Patients who received ianalumab 300 mg monthly also rated their condition as more improved than those who received placebo. The difference was significant as early as week 8 in the pooled analysis, and up to week 52, the investigator said. The monthly treatment also led to consistently greater improvement than with placebo as assessed by the physician at week 48.

Changes in function were also reported, including salivary flow, which improved for patients receiving ianalumab who had a baseline stimulated salivary flow rate of 0.4 mL/min or greater. In a post hoc analysis, patients above that baseline flow rate cutoff also had less oral dryness with ianalumab than with placebo.

Ianalumab had a favorable safety profile in both studies, according to Dr. Grader-Beck.

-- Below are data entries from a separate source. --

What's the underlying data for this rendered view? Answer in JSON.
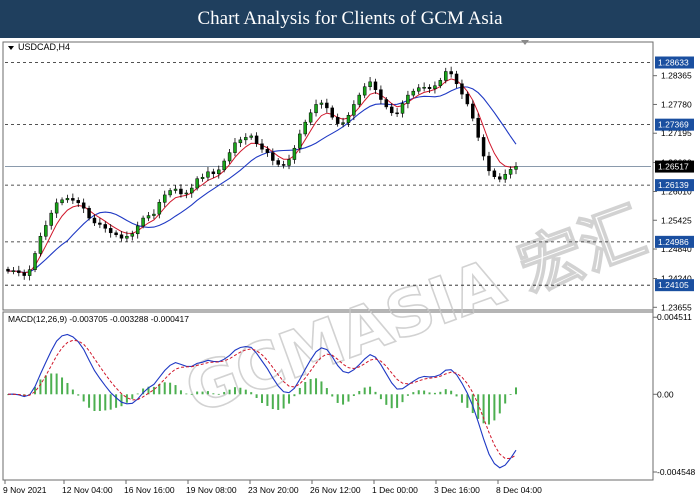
{
  "header": {
    "title": "Chart Analysis for Clients of GCM Asia"
  },
  "watermark": {
    "text": "GCMASIA 宏汇"
  },
  "chart_data": {
    "type": "candlestick",
    "symbol": "USDCAD,H4",
    "ylim": [
      1.236,
      1.2905
    ],
    "y_ticks": [
      "1.28365",
      "1.27780",
      "1.27195",
      "1.26600",
      "1.26010",
      "1.25425",
      "1.24840",
      "1.24240",
      "1.23655"
    ],
    "x_ticks": [
      "9 Nov 2021",
      "12 Nov 04:00",
      "16 Nov 16:00",
      "19 Nov 08:00",
      "23 Nov 20:00",
      "26 Nov 12:00",
      "1 Dec 00:00",
      "3 Dec 16:00",
      "8 Dec 04:00"
    ],
    "levels": [
      {
        "value": 1.28633,
        "label": "1.28633"
      },
      {
        "value": 1.27369,
        "label": "1.27369"
      },
      {
        "value": 1.26139,
        "label": "1.26139"
      },
      {
        "value": 1.24986,
        "label": "1.24986"
      },
      {
        "value": 1.24105,
        "label": "1.24105"
      }
    ],
    "current_price": {
      "value": 1.26517,
      "label": "1.26517"
    },
    "colors": {
      "level_label_bg": "#1a4fa0",
      "current_label_bg": "#000000",
      "bull": "#1aa31a",
      "bear": "#000000",
      "ma_fast": "#d0172b",
      "ma_slow": "#1f39c4",
      "macd_hist": "#4caf50"
    },
    "closes": [
      1.2439,
      1.244,
      1.2436,
      1.243,
      1.2442,
      1.2475,
      1.251,
      1.2532,
      1.2557,
      1.2578,
      1.2584,
      1.2587,
      1.2583,
      1.2578,
      1.2567,
      1.2547,
      1.2537,
      1.2534,
      1.2526,
      1.2517,
      1.2513,
      1.2506,
      1.251,
      1.2515,
      1.2531,
      1.2547,
      1.2552,
      1.2555,
      1.2579,
      1.2594,
      1.2603,
      1.2606,
      1.2596,
      1.2598,
      1.2608,
      1.2627,
      1.263,
      1.2641,
      1.2637,
      1.2645,
      1.2663,
      1.268,
      1.27,
      1.2706,
      1.2711,
      1.2714,
      1.2698,
      1.2687,
      1.268,
      1.2664,
      1.2656,
      1.2654,
      1.2666,
      1.2689,
      1.2718,
      1.2742,
      1.2761,
      1.2778,
      1.2781,
      1.2771,
      1.2752,
      1.2739,
      1.2741,
      1.2756,
      1.2778,
      1.2797,
      1.2814,
      1.2824,
      1.2808,
      1.2788,
      1.2773,
      1.2761,
      1.276,
      1.278,
      1.2797,
      1.2805,
      1.2812,
      1.2813,
      1.281,
      1.2816,
      1.2827,
      1.2845,
      1.284,
      1.282,
      1.2799,
      1.2779,
      1.275,
      1.2711,
      1.2673,
      1.2643,
      1.2631,
      1.2626,
      1.2636,
      1.2646,
      1.2652
    ],
    "macd": {
      "label": "MACD(12,26,9) -0.003705 -0.003288 -0.000417",
      "y_ticks": [
        "0.004511",
        "0.00",
        "-0.004548"
      ],
      "ylim": [
        -0.0049,
        0.0047
      ]
    }
  }
}
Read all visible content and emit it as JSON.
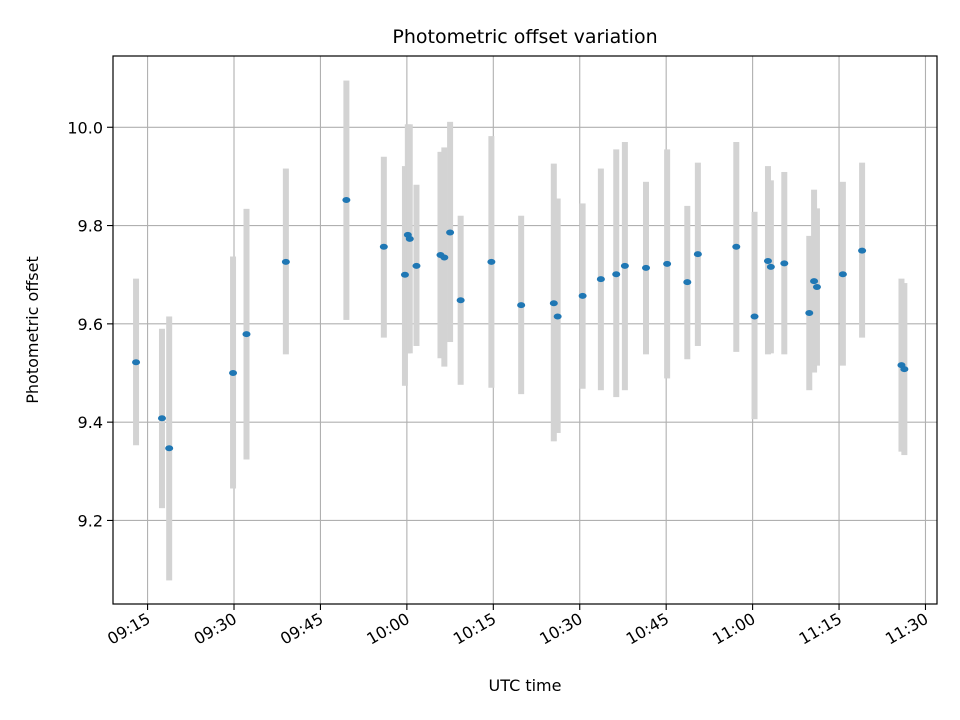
{
  "chart_data": {
    "type": "scatter",
    "title": "Photometric offset variation",
    "xlabel": "UTC time",
    "ylabel": "Photometric offset",
    "xlim": [
      "09:09",
      "11:32"
    ],
    "ylim": [
      9.03,
      10.145
    ],
    "grid": true,
    "x_ticks": [
      "09:15",
      "09:30",
      "09:45",
      "10:00",
      "10:15",
      "10:30",
      "10:45",
      "11:00",
      "11:15",
      "11:30"
    ],
    "y_ticks": [
      "9.2",
      "9.4",
      "9.6",
      "9.8",
      "10.0"
    ],
    "colors": {
      "marker": "#1f77b4",
      "errorbar": "#d3d3d3",
      "grid": "#b0b0b0"
    },
    "series": [
      {
        "points": [
          {
            "t": "09:13:00",
            "y": 9.522,
            "lo": 9.353,
            "hi": 9.692
          },
          {
            "t": "09:17:30",
            "y": 9.408,
            "lo": 9.225,
            "hi": 9.59
          },
          {
            "t": "09:18:45",
            "y": 9.347,
            "lo": 9.078,
            "hi": 9.615
          },
          {
            "t": "09:29:50",
            "y": 9.5,
            "lo": 9.265,
            "hi": 9.737
          },
          {
            "t": "09:32:10",
            "y": 9.579,
            "lo": 9.324,
            "hi": 9.834
          },
          {
            "t": "09:39:00",
            "y": 9.726,
            "lo": 9.538,
            "hi": 9.916
          },
          {
            "t": "09:49:30",
            "y": 9.852,
            "lo": 9.608,
            "hi": 10.095
          },
          {
            "t": "09:56:00",
            "y": 9.757,
            "lo": 9.572,
            "hi": 9.94
          },
          {
            "t": "09:59:40",
            "y": 9.7,
            "lo": 9.474,
            "hi": 9.921
          },
          {
            "t": "10:00:10",
            "y": 9.781,
            "lo": 9.54,
            "hi": 10.006
          },
          {
            "t": "10:00:30",
            "y": 9.773,
            "lo": 9.54,
            "hi": 10.006
          },
          {
            "t": "10:01:40",
            "y": 9.718,
            "lo": 9.555,
            "hi": 9.883
          },
          {
            "t": "10:05:50",
            "y": 9.74,
            "lo": 9.53,
            "hi": 9.95
          },
          {
            "t": "10:06:30",
            "y": 9.735,
            "lo": 9.513,
            "hi": 9.959
          },
          {
            "t": "10:07:30",
            "y": 9.786,
            "lo": 9.563,
            "hi": 10.011
          },
          {
            "t": "10:09:20",
            "y": 9.648,
            "lo": 9.476,
            "hi": 9.82
          },
          {
            "t": "10:14:40",
            "y": 9.726,
            "lo": 9.47,
            "hi": 9.982
          },
          {
            "t": "10:19:50",
            "y": 9.638,
            "lo": 9.457,
            "hi": 9.82
          },
          {
            "t": "10:25:30",
            "y": 9.642,
            "lo": 9.361,
            "hi": 9.926
          },
          {
            "t": "10:26:10",
            "y": 9.615,
            "lo": 9.378,
            "hi": 9.855
          },
          {
            "t": "10:30:30",
            "y": 9.657,
            "lo": 9.468,
            "hi": 9.845
          },
          {
            "t": "10:33:40",
            "y": 9.691,
            "lo": 9.465,
            "hi": 9.916
          },
          {
            "t": "10:36:20",
            "y": 9.701,
            "lo": 9.451,
            "hi": 9.955
          },
          {
            "t": "10:37:50",
            "y": 9.718,
            "lo": 9.465,
            "hi": 9.97
          },
          {
            "t": "10:41:30",
            "y": 9.714,
            "lo": 9.538,
            "hi": 9.889
          },
          {
            "t": "10:45:10",
            "y": 9.722,
            "lo": 9.489,
            "hi": 9.955
          },
          {
            "t": "10:48:40",
            "y": 9.685,
            "lo": 9.528,
            "hi": 9.84
          },
          {
            "t": "10:50:30",
            "y": 9.742,
            "lo": 9.555,
            "hi": 9.928
          },
          {
            "t": "10:57:10",
            "y": 9.757,
            "lo": 9.543,
            "hi": 9.97
          },
          {
            "t": "11:00:20",
            "y": 9.615,
            "lo": 9.406,
            "hi": 9.828
          },
          {
            "t": "11:02:40",
            "y": 9.728,
            "lo": 9.538,
            "hi": 9.921
          },
          {
            "t": "11:03:10",
            "y": 9.716,
            "lo": 9.54,
            "hi": 9.892
          },
          {
            "t": "11:05:30",
            "y": 9.723,
            "lo": 9.538,
            "hi": 9.909
          },
          {
            "t": "11:09:50",
            "y": 9.622,
            "lo": 9.465,
            "hi": 9.779
          },
          {
            "t": "11:10:40",
            "y": 9.687,
            "lo": 9.501,
            "hi": 9.873
          },
          {
            "t": "11:11:10",
            "y": 9.675,
            "lo": 9.515,
            "hi": 9.835
          },
          {
            "t": "11:15:40",
            "y": 9.701,
            "lo": 9.515,
            "hi": 9.889
          },
          {
            "t": "11:19:00",
            "y": 9.749,
            "lo": 9.572,
            "hi": 9.928
          },
          {
            "t": "11:25:50",
            "y": 9.516,
            "lo": 9.34,
            "hi": 9.692
          },
          {
            "t": "11:26:20",
            "y": 9.508,
            "lo": 9.333,
            "hi": 9.683
          }
        ]
      }
    ]
  }
}
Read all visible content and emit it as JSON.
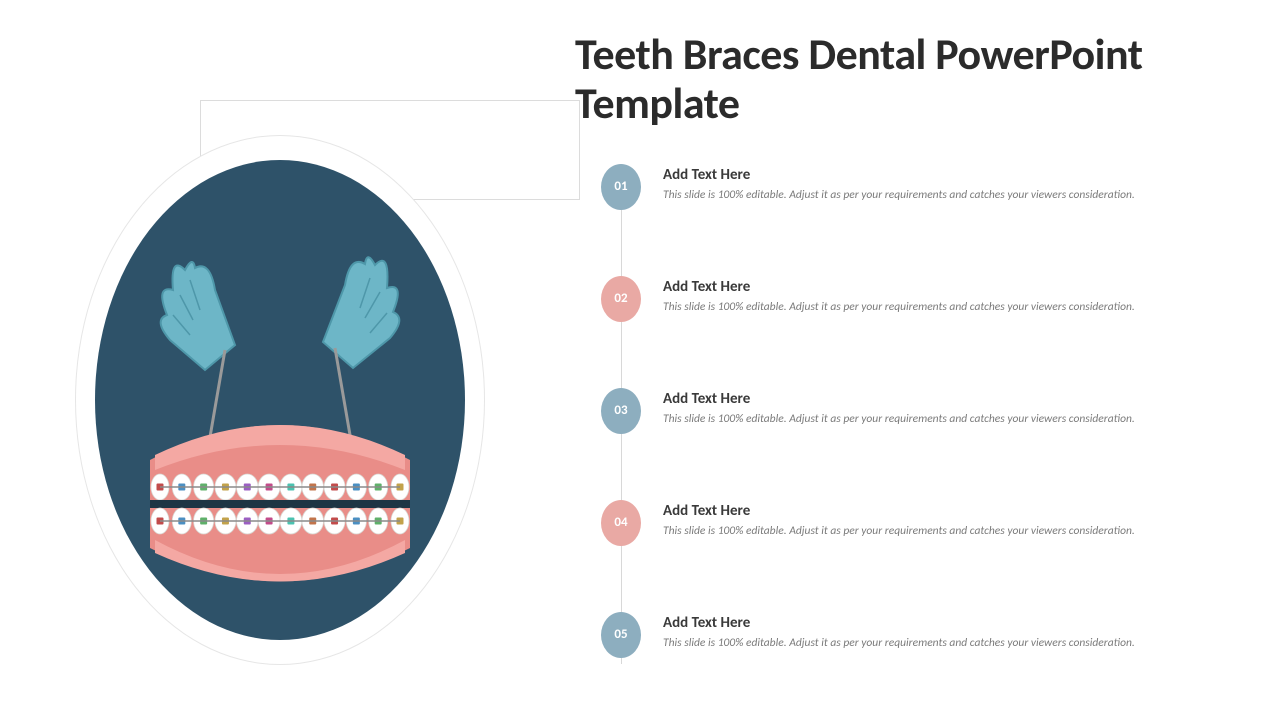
{
  "title": "Teeth Braces Dental PowerPoint Template",
  "colors": {
    "oval_bg": "#2e5269",
    "gums": "#e98d88",
    "gums_light": "#f4a8a3",
    "tooth": "#ffffff",
    "tooth_shade": "#e9e7e2",
    "glove": "#6db6c7",
    "glove_shade": "#4e97a9",
    "tool": "#9a9a9a",
    "badge_blue": "#8daebf",
    "badge_pink": "#e9a9a4",
    "line": "#d8d8d8",
    "text_heading": "#3a3a3a",
    "text_desc": "#7a7a7a"
  },
  "items": [
    {
      "num": "01",
      "color": "#8daebf",
      "heading": "Add Text Here",
      "desc": "This slide is 100% editable. Adjust it as per your requirements and catches your viewers consideration."
    },
    {
      "num": "02",
      "color": "#e9a9a4",
      "heading": "Add Text Here",
      "desc": "This slide is 100% editable. Adjust it as per your requirements and catches your viewers consideration."
    },
    {
      "num": "03",
      "color": "#8daebf",
      "heading": "Add Text Here",
      "desc": "This slide is 100% editable. Adjust it as per your requirements and catches your viewers consideration."
    },
    {
      "num": "04",
      "color": "#e9a9a4",
      "heading": "Add Text Here",
      "desc": "This slide is 100% editable. Adjust it as per your requirements and catches your viewers consideration."
    },
    {
      "num": "05",
      "color": "#8daebf",
      "heading": "Add Text Here",
      "desc": "This slide is 100% editable. Adjust it as per your requirements and catches your viewers consideration."
    }
  ],
  "brace_colors": [
    "#c24b4b",
    "#4b8fc2",
    "#5fb06a",
    "#c2a24b",
    "#9b5fc2",
    "#c24b8a",
    "#4bc2b0",
    "#c2744b"
  ]
}
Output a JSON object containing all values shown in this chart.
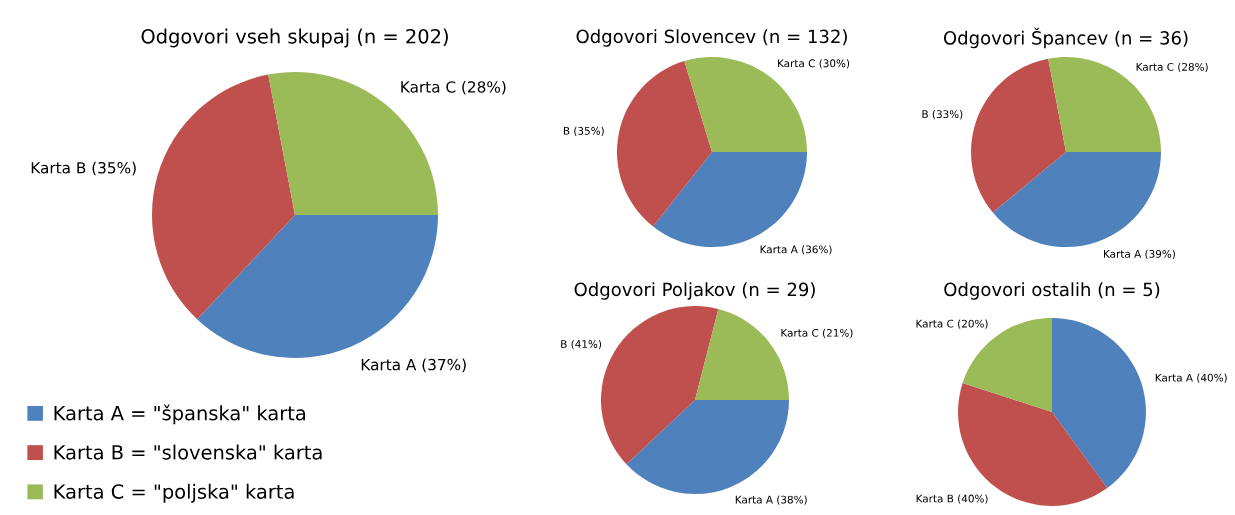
{
  "chart_data": [
    {
      "type": "pie",
      "title": "Odgovori vseh skupaj (n = 202)",
      "categories": [
        "Karta A = \"španska\" karta",
        "Karta B = \"slovenska\" karta",
        "Karta C = \"poljska\" karta"
      ],
      "values": [
        37,
        35,
        28
      ],
      "colors": [
        "#4f81bd",
        "#c0504d",
        "#9bbb59"
      ],
      "value_labels": [
        "Karta A (37%)",
        "Karta B (35%)",
        "Karta C (28%)"
      ],
      "legend": "bottom left"
    },
    {
      "type": "pie",
      "title": "Odgovori Slovencev (n = 132)",
      "categories": [
        null,
        null,
        null
      ],
      "values": [
        36,
        35,
        30
      ],
      "colors": [
        "#4f81bd",
        "#c0504d",
        "#9bbb59"
      ],
      "value_labels": [
        "Karta A (36%)",
        "B (35%)",
        "Karta C (30%)"
      ]
    },
    {
      "type": "pie",
      "title": "Odgovori Špancev (n = 36)",
      "categories": [
        null,
        null,
        null
      ],
      "values": [
        39,
        33,
        28
      ],
      "colors": [
        "#4f81bd",
        "#c0504d",
        "#9bbb59"
      ],
      "value_labels": [
        "Karta A (39%)",
        "B (33%)",
        "Karta C (28%)"
      ]
    },
    {
      "type": "pie",
      "title": "Odgovori Poljakov (n = 29)",
      "categories": [
        null,
        null,
        null
      ],
      "values": [
        38,
        41,
        21
      ],
      "colors": [
        "#4f81bd",
        "#c0504d",
        "#9bbb59"
      ],
      "value_labels": [
        "Karta A (38%)",
        "B (41%)",
        "Karta C (21%)"
      ]
    },
    {
      "type": "pie",
      "title": "Odgovori ostalih (n = 5)",
      "categories": [
        null,
        null,
        null
      ],
      "values": [
        40,
        40,
        20
      ],
      "colors": [
        "#4f81bd",
        "#c0504d",
        "#9bbb59"
      ],
      "value_labels": [
        "Karta A (40%)",
        "Karta B (40%)",
        "Karta C (20%)"
      ]
    }
  ]
}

The incidence of adverse events was reported to be similar to that with placebo, with very few serious adverse events reported, he said. The incidence of infections was also similar between the placebo and treatment groups.

Disclosures

Thomas Grader-Beck, MD, reported disclosures related to Novartis (advisor or review panel member; consultant). 

References

Grader-Beck T, Mariette X, Finzel S, et al. Ianalumab demonstrates significant reduction in disease activity in patients with Sjögren’s disease: efficacy and safety results from two global phase 3, randomized, placebo-controlled double-blind studies (NEPTUNUS-1 and NEPTUNUS-2) [abstract]. Arthritis Rheumatol 2025; 77 (suppl 9). https://acrabstracts.org/abstract/ianalumab-demonstrates-significant-reduction-in-disease-activity-in-patients-with-sjogrens-disease-efficacy-and-safety-results-from-two-global-phase-3-randomized-placebo-controlled-double-blind-s/. Accessed October 30, 2025.